Смольный, бабушкин институт благородных девиц, которых после семнадцатого года сменили мужланы, побившие рекорды низости, терпеть я не мог, хотя, конечно же, водили в младших классах на экскурсии. Особенно гадок перед входом исступленный Ленин с длиннющим указательным пальцем и позлащенной надписью вкруг постамента неуместно красивым шрифтом двадцатых годов: Диктатура пролетариата.
— По вопросу?
Лишившись дара речи от подобной наглости, гонец схватился за перила, ободранные в блокаду до железа, стоял и хлопал поросячьими ресницами. Насладившись, я опустил клювастый крюк, который держал в руке, и вышел. Витражи с узорами «прекрасной эпохи», которые чудом сохранились в верхней части окна, лили закатный бальзам на нашу часть лестницы — часть неприглядную, облупленную и загаженную. Внизу, где начиналась мраморная лестница в бельэтаж, шаги зазвучали гулко. Здесь в нишах белели статуи, на безволосом лобке Психеи виднелся след биссектрисы, нанесенный фломастером — западной новинкой, которую теперь клянчят у финских туристов, как раньше чуингам (который продолжают клянчить тоже).
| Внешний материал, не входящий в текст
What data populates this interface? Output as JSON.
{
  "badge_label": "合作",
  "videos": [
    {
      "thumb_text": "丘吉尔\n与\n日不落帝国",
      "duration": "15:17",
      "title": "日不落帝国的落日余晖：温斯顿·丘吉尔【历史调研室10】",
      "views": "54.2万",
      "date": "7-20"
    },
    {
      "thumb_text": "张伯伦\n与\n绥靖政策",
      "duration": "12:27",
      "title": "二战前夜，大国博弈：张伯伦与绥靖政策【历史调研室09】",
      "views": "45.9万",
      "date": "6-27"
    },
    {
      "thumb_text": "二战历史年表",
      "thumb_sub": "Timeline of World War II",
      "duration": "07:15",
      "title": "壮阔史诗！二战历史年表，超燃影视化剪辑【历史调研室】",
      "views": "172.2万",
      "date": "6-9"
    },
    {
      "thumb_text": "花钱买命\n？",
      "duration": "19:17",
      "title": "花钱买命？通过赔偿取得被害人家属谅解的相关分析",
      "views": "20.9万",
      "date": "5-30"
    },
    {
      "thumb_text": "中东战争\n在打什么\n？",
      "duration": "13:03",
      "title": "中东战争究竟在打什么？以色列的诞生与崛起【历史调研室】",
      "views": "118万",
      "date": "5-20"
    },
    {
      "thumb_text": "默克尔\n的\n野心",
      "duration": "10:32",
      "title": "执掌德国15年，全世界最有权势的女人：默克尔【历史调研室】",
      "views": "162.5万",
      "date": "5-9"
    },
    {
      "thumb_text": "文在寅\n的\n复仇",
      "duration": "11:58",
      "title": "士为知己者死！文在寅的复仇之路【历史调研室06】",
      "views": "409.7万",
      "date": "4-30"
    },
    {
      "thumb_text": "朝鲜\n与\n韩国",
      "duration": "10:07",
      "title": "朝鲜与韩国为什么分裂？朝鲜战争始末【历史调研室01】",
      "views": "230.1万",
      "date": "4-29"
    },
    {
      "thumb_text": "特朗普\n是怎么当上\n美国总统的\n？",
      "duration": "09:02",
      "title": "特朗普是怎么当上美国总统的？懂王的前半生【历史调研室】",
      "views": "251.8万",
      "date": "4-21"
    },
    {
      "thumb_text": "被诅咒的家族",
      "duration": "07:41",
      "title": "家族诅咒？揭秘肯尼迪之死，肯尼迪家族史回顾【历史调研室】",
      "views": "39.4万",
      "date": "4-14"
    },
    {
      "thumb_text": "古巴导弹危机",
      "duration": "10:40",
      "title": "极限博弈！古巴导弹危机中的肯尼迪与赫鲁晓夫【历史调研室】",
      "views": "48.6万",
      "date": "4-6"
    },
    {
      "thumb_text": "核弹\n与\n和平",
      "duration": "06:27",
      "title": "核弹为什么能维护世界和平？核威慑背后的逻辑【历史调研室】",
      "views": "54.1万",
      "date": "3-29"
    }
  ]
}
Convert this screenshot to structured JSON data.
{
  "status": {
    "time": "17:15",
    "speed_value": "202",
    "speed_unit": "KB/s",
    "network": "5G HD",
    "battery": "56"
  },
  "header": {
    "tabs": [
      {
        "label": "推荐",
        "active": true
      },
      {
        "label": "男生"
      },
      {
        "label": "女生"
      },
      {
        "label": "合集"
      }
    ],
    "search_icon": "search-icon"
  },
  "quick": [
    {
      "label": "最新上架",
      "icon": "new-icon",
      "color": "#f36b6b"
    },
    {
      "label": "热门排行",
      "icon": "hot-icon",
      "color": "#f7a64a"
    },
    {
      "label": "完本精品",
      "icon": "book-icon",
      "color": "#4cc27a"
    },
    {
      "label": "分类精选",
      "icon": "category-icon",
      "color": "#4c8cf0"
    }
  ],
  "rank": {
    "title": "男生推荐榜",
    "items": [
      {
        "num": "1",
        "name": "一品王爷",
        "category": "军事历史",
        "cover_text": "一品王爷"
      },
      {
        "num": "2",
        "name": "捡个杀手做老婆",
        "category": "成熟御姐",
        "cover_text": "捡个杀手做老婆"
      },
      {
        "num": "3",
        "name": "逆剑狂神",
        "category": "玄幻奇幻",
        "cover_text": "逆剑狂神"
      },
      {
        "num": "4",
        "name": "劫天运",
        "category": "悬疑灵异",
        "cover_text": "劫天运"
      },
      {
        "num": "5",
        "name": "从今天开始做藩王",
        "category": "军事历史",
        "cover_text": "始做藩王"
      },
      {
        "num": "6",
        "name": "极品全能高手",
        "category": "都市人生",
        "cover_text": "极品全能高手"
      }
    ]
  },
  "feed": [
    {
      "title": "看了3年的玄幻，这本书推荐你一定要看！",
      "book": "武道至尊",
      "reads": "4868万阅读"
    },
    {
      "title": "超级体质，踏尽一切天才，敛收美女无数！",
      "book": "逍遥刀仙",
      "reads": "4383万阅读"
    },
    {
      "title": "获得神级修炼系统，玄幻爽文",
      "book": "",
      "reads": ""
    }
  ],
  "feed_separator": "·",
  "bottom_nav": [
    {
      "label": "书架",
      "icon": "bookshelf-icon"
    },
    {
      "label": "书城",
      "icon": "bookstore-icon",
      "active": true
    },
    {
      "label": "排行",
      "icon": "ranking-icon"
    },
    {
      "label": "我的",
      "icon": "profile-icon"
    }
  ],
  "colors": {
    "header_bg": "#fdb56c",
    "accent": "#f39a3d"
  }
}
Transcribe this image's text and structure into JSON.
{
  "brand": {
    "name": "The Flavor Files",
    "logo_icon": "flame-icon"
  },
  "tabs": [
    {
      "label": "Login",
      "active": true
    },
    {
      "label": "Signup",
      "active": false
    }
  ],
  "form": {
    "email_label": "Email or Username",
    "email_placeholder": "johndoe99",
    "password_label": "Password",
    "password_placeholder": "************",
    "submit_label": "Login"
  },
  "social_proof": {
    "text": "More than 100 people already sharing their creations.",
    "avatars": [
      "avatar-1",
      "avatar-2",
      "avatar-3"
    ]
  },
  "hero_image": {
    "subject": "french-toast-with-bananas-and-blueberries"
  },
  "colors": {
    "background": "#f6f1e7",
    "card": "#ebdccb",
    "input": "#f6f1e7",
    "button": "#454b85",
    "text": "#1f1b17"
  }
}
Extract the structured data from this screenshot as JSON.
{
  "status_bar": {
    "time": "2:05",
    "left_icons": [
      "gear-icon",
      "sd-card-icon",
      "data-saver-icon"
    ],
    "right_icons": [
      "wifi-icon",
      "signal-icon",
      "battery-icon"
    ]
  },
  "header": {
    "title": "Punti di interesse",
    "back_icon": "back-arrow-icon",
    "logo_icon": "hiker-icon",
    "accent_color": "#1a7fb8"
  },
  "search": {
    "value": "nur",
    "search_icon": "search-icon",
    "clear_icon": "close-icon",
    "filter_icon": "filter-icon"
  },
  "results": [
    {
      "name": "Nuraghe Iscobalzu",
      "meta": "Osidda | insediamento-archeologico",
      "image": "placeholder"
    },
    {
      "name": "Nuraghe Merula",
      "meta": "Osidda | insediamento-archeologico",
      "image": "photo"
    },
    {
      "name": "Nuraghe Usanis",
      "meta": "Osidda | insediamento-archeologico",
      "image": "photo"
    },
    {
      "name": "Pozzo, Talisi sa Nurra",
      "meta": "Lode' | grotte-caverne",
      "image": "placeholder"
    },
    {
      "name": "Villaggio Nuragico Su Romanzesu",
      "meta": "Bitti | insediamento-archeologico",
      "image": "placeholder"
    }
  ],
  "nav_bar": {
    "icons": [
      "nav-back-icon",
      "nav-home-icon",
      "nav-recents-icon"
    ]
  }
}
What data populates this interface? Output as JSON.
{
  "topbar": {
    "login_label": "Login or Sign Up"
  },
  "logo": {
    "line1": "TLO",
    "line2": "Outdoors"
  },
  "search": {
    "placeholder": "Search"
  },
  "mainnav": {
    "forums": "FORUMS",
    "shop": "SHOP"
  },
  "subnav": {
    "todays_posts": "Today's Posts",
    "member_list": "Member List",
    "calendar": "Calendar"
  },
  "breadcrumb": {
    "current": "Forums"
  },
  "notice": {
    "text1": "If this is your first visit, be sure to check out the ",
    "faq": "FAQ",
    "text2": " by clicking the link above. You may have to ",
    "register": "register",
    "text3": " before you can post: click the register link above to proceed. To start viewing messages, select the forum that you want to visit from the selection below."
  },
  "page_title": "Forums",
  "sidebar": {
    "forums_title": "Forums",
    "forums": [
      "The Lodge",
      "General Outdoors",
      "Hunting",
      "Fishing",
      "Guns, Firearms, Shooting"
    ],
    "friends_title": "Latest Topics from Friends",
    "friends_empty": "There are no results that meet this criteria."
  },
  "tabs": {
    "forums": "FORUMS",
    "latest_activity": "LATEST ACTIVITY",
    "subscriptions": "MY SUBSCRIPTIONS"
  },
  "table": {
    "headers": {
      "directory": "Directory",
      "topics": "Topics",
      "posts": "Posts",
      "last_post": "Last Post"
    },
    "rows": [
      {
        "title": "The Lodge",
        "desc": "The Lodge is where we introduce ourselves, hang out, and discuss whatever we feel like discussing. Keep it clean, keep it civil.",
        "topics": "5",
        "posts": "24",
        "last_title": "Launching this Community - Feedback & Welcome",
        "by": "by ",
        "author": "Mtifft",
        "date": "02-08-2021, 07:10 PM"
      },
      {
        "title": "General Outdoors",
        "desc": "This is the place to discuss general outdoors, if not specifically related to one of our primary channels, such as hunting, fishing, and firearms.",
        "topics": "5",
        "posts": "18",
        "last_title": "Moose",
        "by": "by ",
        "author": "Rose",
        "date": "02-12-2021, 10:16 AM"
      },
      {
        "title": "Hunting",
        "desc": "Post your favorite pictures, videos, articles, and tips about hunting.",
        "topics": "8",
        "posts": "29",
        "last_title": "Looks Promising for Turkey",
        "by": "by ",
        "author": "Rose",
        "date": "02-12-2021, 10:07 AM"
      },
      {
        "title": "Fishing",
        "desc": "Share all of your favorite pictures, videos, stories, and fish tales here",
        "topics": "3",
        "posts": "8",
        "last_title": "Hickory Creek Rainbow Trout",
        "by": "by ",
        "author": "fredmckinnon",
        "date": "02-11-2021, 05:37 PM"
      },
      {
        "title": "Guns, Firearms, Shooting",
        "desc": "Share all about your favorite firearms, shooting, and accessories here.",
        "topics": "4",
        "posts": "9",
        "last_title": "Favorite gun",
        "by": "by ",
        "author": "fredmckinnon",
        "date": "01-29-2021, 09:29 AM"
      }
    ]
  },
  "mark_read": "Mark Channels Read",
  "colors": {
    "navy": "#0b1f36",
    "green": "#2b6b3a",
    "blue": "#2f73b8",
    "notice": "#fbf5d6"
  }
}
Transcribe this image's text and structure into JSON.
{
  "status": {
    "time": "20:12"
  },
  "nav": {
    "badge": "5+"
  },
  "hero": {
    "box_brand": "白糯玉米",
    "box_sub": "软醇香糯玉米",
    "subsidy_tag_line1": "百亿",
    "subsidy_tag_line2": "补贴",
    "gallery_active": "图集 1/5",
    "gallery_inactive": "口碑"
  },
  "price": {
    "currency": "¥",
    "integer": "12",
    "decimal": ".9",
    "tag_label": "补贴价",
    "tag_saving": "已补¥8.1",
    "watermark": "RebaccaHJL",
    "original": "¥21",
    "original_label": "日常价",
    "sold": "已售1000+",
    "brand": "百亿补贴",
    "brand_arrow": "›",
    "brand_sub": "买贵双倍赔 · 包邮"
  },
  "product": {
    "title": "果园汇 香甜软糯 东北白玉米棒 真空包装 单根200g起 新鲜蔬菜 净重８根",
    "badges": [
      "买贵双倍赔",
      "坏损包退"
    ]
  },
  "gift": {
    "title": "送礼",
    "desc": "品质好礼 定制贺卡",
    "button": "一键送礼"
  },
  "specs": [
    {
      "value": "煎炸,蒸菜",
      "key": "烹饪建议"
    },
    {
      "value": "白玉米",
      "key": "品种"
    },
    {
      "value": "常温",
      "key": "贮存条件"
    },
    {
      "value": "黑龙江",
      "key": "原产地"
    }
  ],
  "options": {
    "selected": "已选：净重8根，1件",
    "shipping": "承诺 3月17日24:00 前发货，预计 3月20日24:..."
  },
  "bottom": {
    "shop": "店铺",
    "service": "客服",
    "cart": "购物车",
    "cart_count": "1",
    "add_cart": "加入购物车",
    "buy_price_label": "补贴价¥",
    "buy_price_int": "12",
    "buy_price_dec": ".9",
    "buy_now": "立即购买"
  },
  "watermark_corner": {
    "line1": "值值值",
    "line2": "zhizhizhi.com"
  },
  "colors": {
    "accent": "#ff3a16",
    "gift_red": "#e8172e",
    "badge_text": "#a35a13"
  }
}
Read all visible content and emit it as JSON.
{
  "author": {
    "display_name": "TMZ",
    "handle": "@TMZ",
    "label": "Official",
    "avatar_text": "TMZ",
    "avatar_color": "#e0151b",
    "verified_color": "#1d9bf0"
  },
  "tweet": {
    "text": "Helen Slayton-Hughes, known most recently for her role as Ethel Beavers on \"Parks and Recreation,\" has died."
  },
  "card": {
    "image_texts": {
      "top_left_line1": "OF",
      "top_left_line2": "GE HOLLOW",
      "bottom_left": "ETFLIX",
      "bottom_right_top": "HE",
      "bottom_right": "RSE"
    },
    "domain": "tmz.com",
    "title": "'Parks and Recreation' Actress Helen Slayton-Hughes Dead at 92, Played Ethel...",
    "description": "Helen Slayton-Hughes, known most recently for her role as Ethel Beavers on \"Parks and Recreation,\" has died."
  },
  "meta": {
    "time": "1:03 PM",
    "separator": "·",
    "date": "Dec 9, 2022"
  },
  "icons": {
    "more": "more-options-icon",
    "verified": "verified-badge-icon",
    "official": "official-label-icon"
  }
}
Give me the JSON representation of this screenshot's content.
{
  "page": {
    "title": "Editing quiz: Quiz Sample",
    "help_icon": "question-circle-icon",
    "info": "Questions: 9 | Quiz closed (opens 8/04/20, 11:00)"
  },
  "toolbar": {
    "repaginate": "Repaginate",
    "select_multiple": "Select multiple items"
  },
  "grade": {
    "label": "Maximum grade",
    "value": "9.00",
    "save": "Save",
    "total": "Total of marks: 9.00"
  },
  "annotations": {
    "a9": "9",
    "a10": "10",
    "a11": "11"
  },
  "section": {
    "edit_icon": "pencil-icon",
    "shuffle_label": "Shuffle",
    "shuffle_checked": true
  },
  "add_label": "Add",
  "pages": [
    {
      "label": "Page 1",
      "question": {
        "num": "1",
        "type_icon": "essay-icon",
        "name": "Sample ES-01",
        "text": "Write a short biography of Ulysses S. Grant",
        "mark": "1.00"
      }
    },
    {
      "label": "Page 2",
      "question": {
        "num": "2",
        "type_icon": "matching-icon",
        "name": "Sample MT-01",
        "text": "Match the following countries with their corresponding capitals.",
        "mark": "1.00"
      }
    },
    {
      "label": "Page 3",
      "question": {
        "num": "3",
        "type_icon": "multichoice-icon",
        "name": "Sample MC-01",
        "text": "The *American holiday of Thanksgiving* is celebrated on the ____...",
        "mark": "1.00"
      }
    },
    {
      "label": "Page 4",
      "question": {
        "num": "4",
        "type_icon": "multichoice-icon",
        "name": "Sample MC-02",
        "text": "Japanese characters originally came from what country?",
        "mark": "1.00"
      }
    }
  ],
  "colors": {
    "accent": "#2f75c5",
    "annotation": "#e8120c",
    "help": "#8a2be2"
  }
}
Дверь в апартаменты была открыта, слышались одинокие шаги и голос, говорящий с кем-то по телефону таким почтительным тоном, который я от нашего жильца не слышал. К нам на лестницу доносились обрывки фраз на тему падения в Москве какого-то Владимира Ефимовича, который упустил Светлану, о новой метле Юрии Владимировиче, необязательно железной, но с идеями, требующими совещания при полном кворуме…
Конфиденциальность информации была очевидна и шоферу, в ответ на бдительные взгляды которого я деланно позёвывал, облокотясь на постамент мраморного ангелочка, сидящего тут с арфой: Италия, начало XVIII века. Наконец, отдуваясь, вышел краснорожий толстяк лет пятидесяти, вместо приветствия полушутливо посоветовал подстричься:
— А то смотри, закрутим гайки, обратно попадешь в милицию… Я молчал, сопротивляясь потребности поправить прядь, упавшую на глаз.
— Ну что, брат, как там? — сменил он тон. Я повел плечом.
— Sic transit, значит… А насчет больницы?
— Ни в какую.
— А то я мог бы, знаешь ли, распорядиться… — Я не ответил, и он возобновил: — Да! Так я, значит, вот по какому поводу: убываю сейчас на Финский залив к семейству малость отдохнуть до понедельника. Хотелось бы решить до этого вопрос… С картинкой?
— Какой?
— Что в зале у меня висит. Собственность Екатерины Александровны. Не знаешь, как распорядилась, нет?
— Не знаю.
— Сколько раз я предлагал, ну, не хотите Эрмитажу, давайте выкуплю я… То есть, неизвестна пока воля? Ладно, потом обговорим. Я вот что еще… Спускай давай-ка бабушку ко мне. — Левая бровь моя недоуменно выгнулась.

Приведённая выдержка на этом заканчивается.